⑪ こんな男なんかきらい……
次の日も一緒のベッドに連れて行かれ、無抵抗に抱かれてしまった。
彼が本気だということだけは伝わった。
そして布団の中で彼は彼女を抱きしめ、離そうとしない。――これも図らずも、彼女の心を疼かせた。「今はここにいない彼」とよく似ていたから。
「可愛いね……可愛かったね、君」
――もっと夢中になるよ。大好きだよ。
背中越しにそんな甘いことを囁かれる。
まだ彼の息は熱い。その熱は彼女の息を詰まらせた。
「……どうしてあたしを可愛いなんて言うの」
「おれは嘘を言えないからね」
「答えになってないの」
「――鋭いな」
聞かれて彼はぐっと身を乗り出した。唇にキスを落としてから、目を細めて彼女の髪を撫でる。
「君はあまり自覚してない、というか真っ向から否定するみたいだけど……そんなに否定するほどひどくない」
「大体の人はそう言う」
「だから、それは大体の人は君を可愛いと思っている、従って君は多少は可愛い、って自分で認められない?」
「信じたくない」
「人間不信か?」
彼は困ったように微笑んで、くたっとする彼女をやんわりと抱擁した。
驚いて首をすくめる彼女に、大丈夫だからと言ってやおら口づける。
「本当のことなんだよ。……可愛いよ、アンジー」
「……たくさん言えばいいと思ってるの」
「素直じゃないんだね」
「うん」
「それは認めるんだ」
「自分で納得する」
「なるほど。――じゃ納得させてやるしかないね。君自身が可愛いってことを」
「……しない」
「そんな意地張るところか?」
「やなの、あたしはそんなことで好きになられたって……」
「――じゃあおれの語彙力のせいだろうね」
「語彙力?」
「今のところ、君を褒めるのに『可愛い』と形容するしかないんだ。もうちょっと言葉を勉強すべきだったね」
――そんなの無駄なのに。バカバカしくて、そのくせ胸が痛くて。彼の言葉が受け取れないのは当然だと思うのに。
彼女は顔をしかめていた。当惑が過ぎたように。
――こんな嫌な女なんだわ。それじゃどれだけ「可愛い」と言われても納得するはずがない。
彼だけでなく自分自身にも呆れたように、彼女はため息をついた。
自分が考え事をしている間に相手の男は寝てしまったと彼女は思ったが、彼はしっかり起きていた。
あまりにしっかりした声で話しかけられ、彼女の体がびくっとした。
「君はおれのことを拒まなかったよね。多少は好きになってくれた?」
「……そんなこと」
「それとも好きでもない男と関係を持てるような女か?」
「……関心がない、わけじゃ、ない」
「ならいい」
「……口でひたすら口説く男はきらい」
撥ね退けるように言葉が出ていた。それか彼女の中にある「絶対」を守りたかったのかもしれない。
でも本当は、とうに揺さぶられてしまって、自棄かもしれない。
「褒めればいいって思うのもきらい」
「悉く嫌われてるね」
「あたしがきらいって言ってるのに、愛してるって平気で言う無神経がきらい」
「――ありがと。改善点をたくさん教えてくれて。その方が何を直したらいいのか分かりやすくていいんだ」
「……ん――っ、無駄にポジティブなところも――」
――きらい。
好きになんてなれない。
優しい口づけを落とされる。
――こんなに優しいキスなんか……きらい。
優しい口づけをされるのが本能的に気持ちいいと思ってしまう。そんな自分さえ嫌いになりそうだ。
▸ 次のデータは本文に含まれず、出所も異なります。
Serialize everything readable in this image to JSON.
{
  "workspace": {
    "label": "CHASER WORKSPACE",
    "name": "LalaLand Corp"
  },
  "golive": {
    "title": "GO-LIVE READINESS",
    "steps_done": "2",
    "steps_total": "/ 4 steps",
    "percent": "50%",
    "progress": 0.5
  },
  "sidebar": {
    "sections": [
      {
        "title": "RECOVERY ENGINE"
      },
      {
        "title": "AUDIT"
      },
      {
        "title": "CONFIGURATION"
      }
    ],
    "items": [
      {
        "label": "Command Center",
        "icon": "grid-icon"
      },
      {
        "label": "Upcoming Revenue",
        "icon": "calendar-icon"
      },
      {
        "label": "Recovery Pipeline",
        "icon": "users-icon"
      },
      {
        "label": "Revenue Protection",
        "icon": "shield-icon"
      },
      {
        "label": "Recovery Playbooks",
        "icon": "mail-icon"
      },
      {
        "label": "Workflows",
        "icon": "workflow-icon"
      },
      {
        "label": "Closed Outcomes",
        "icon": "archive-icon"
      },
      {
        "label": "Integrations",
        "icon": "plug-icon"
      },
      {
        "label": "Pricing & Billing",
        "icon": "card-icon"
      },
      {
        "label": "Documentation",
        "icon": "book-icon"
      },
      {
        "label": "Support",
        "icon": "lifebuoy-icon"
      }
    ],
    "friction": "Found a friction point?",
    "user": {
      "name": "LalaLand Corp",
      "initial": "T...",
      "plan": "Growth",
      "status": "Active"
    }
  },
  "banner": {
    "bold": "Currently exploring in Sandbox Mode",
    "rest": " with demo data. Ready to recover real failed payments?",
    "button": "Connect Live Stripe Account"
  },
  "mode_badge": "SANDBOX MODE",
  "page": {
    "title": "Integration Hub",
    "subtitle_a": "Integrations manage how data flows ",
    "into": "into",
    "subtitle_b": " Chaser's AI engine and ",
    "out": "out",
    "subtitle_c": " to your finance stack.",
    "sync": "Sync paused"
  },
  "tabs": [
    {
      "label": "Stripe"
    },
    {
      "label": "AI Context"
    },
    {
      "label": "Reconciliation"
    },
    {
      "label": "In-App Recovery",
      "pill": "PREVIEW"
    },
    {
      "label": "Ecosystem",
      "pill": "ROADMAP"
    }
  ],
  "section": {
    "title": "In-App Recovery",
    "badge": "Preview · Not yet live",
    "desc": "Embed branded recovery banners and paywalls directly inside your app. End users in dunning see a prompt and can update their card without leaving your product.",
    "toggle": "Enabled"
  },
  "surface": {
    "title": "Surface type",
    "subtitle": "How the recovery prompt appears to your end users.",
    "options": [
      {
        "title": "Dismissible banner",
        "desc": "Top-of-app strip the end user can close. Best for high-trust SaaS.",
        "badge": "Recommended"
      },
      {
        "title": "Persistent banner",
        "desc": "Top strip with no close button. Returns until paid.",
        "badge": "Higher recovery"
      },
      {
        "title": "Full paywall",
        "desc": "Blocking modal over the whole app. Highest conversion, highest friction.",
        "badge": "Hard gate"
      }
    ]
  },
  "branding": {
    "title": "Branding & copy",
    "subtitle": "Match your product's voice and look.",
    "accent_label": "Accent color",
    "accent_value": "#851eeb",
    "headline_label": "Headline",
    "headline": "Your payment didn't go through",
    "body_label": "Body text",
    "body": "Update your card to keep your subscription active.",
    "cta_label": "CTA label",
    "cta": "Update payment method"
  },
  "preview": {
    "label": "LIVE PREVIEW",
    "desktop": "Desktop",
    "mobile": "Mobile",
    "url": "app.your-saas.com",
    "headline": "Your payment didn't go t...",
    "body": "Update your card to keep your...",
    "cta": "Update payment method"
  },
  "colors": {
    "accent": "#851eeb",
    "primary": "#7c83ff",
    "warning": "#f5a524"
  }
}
本能的に気持ちいいと思うから拒めない、弱い自分など。
「……いつか好きになってくれる?」
「や……」
キスの合間に、わずかに触れる唇が動く。
「今すぐなんて言わないから」
「いや……ぅ」
「そんなに嫌なら、早く拒んでくれったら」
「ぁ……っ」
「拒まないのはどこかに受け入れる気持ちがあるからなんだろ。本当に嫌ならさっさと拒んでくれないと、手遅れになるよ……おれは君が思うほど生半可に君を欲しがってるわけじゃないんだ。拒まれないと分かったら喜んで手に入れるだけだよ――」
強く唇を塞がれる。
拒もうと思った。
そこまで言うのなら、言う通りにしようと思った。
彼の頬を引き離そうと手を出す。
触れた途端、彼女の手に力が入らなくなった。
手はぐったりと重そうに、相手の肩の上に落とされてしまう。彼が落としたのではなくて手が勝手に落ちて行ったのだった。
自分の弱さを知った彼女。弱くなってしまったことを知った。
しかも、メリルはその弱さをしかと受け止めてくれるのだった。受け止めて愛してくれる男なのだ。